I picked up some donuts afterwards and ate them when the news segment with me came on! :-)

Many years later, in Washington, before he finally made the decision to run for governor, I had the good fortune to get to know Sen. Chiles and his wife Rhea a lot better, and to come to genuinely appreciate their many remarkable and sterling qualities. 
Many of those conversations with him came on the sidewalks between his Senate office and The Florida House embassy that the two of them had founded for Floridians visiting Washington.
Located right across the street from the U.S. Supreme Court, on East Capitol Street, it's a much-beloved institution among many Floridians who travel a lot to and from Washington, and is a place I personally have spent what seems like hundreds of hours at over the years. 
If not more... Plus, it's where I first had my photograph taken with then-Senator Bob Graham and THE Mickey Mouse. Really.)


Two years after Bennett's ouster, with Republican leaders in Washington still refusing to do what American voters wanted, most especially Tea Party voters, though Sen. Richard Lugar's personality and style were much more refined and professorial than Bennett's, he too was eventually rejected by generations of Indiana voters after serving 36 years in the Senate.
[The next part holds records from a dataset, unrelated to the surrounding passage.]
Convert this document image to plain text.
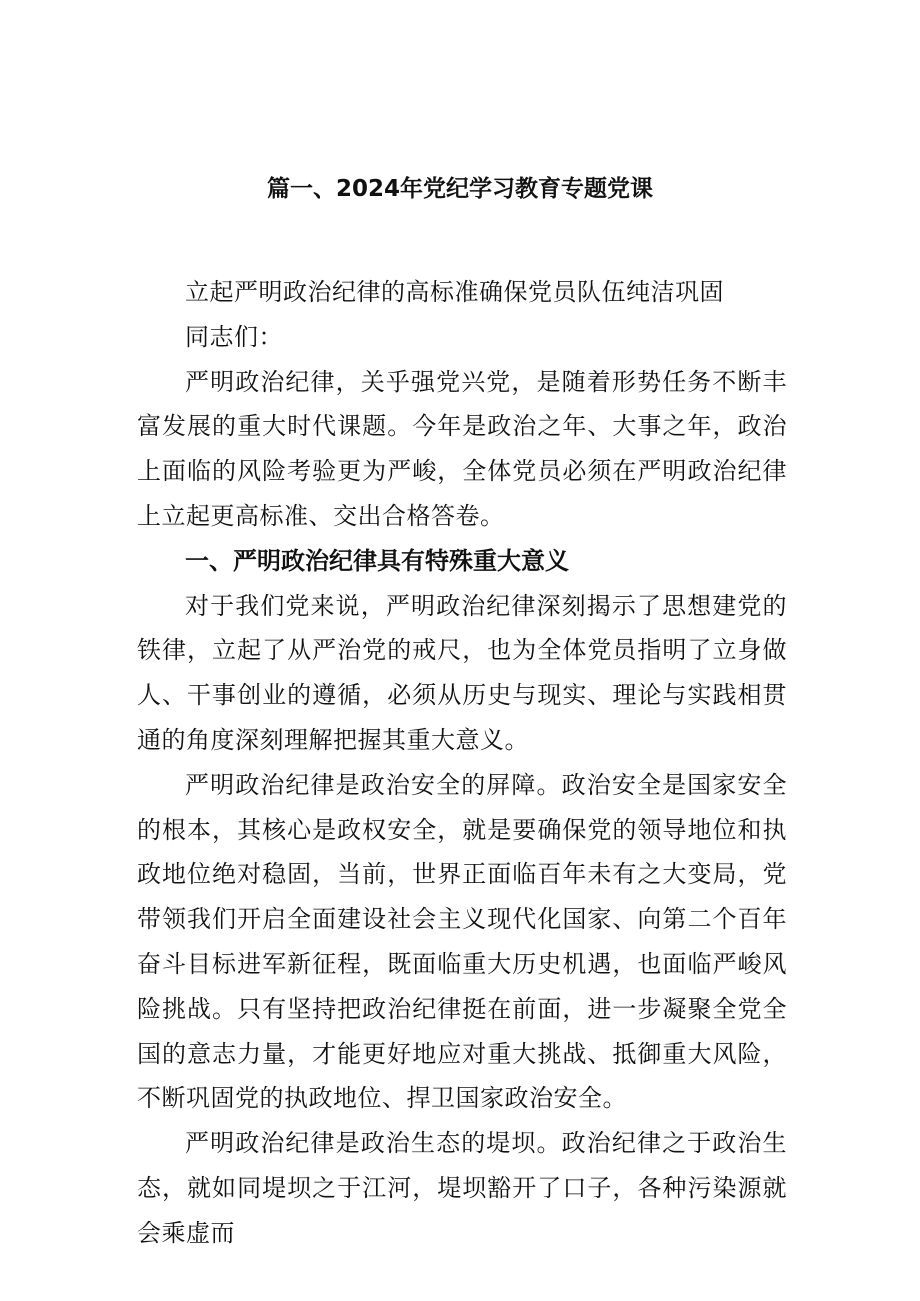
篇一、2024年党纪学习教育专题党课

立起严明政治纪律的高标准确保党员队伍纯洁巩固

同志们：

严明政治纪律，关乎强党兴党，是随着形势任务不断丰富发展的重大时代课题。今年是政治之年、大事之年，政治上面临的风险考验更为严峻，全体党员必须在严明政治纪律上立起更高标准、交出合格答卷。

一、严明政治纪律具有特殊重大意义

对于我们党来说，严明政治纪律深刻揭示了思想建党的铁律，立起了从严治党的戒尺，也为全体党员指明了立身做人、干事创业的遵循，必须从历史与现实、理论与实践相贯通的角度深刻理解把握其重大意义。

严明政治纪律是政治安全的屏障。政治安全是国家安全的根本，其核心是政权安全，就是要确保党的领导地位和执政地位绝对稳固，当前，世界正面临百年未有之大变局，党带领我们开启全面建设社会主义现代化国家、向第二个百年奋斗目标进军新征程，既面临重大历史机遇，也面临严峻风险挑战。只有坚持把政治纪律挺在前面，进一步凝聚全党全国的意志力量，才能更好地应对重大挑战、抵御重大风险，不断巩固党的执政地位、捍卫国家政治安全。

严明政治纪律是政治生态的堤坝。政治纪律之于政治生态，就如同堤坝之于江河，堤坝豁开了口子，各种污染源就会乘虚而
Why?
Because he'd increasingly come to be perceived by voters as someone who was permanently disconnected from the pressing concerns of average Indiana citizens and Small Business owners.

As someone who actually lived in Indiana for over four years while Lugar was representing the state in Washington, I can tell you that Lugar eventually LOST the benefit of the doubt he had enjoyed with Hoosier voters for well over four decades, after becoming perceived -rightly I believe- as part of the permanent Washington establishment, not part of the group of hard-working citizen lawmakers assembled in D.C. trying to actually reform government and make it more accountable to American voters.

I believe that's why Lugar lost in a landslide, as I detailed in my last blog post about Richard Lugar, on May16, 2012: "Richard Mourdock: Precursor or anomaly? Greg Garrison and Charlie Cook adroitly pinpoint where Sen. Richard Lugar eventually lost his way, started losing the trust of Hoosier voters, then lost in a landslide due to the dis-connect. Points largely lost on a predictably apoplectic Beltway MSM"
http://hallandalebeachblog.blogspot.com/2012/05/richard-mourdock-precursor-or-anomaly.html

That a leading #NeverTrump leader like Rick Wilson -who is NOT identified as such in the Roll Call story by the way- tries to imagine that Bob Bennett's defeat presaged Donald Trump's rise this year, is so self-serving and transparent that it is simultaneously funny AND quite telling. 
But probably not in a way I'm sure that Wilson would appreciate.

Some of us who were living and working in DC then and who were pretty observant about how certain powerful people treated other people who weren't powerful or influential -just regular people- haven't forgotten what a complete boor and jerk Senator Bob Bennett was for many years.
Though Bob Bennett and his irksome personality were not on my to-do list when I woke up this morning, I'm happy to take some time here now to set the record straight and remind you of what the #truth is.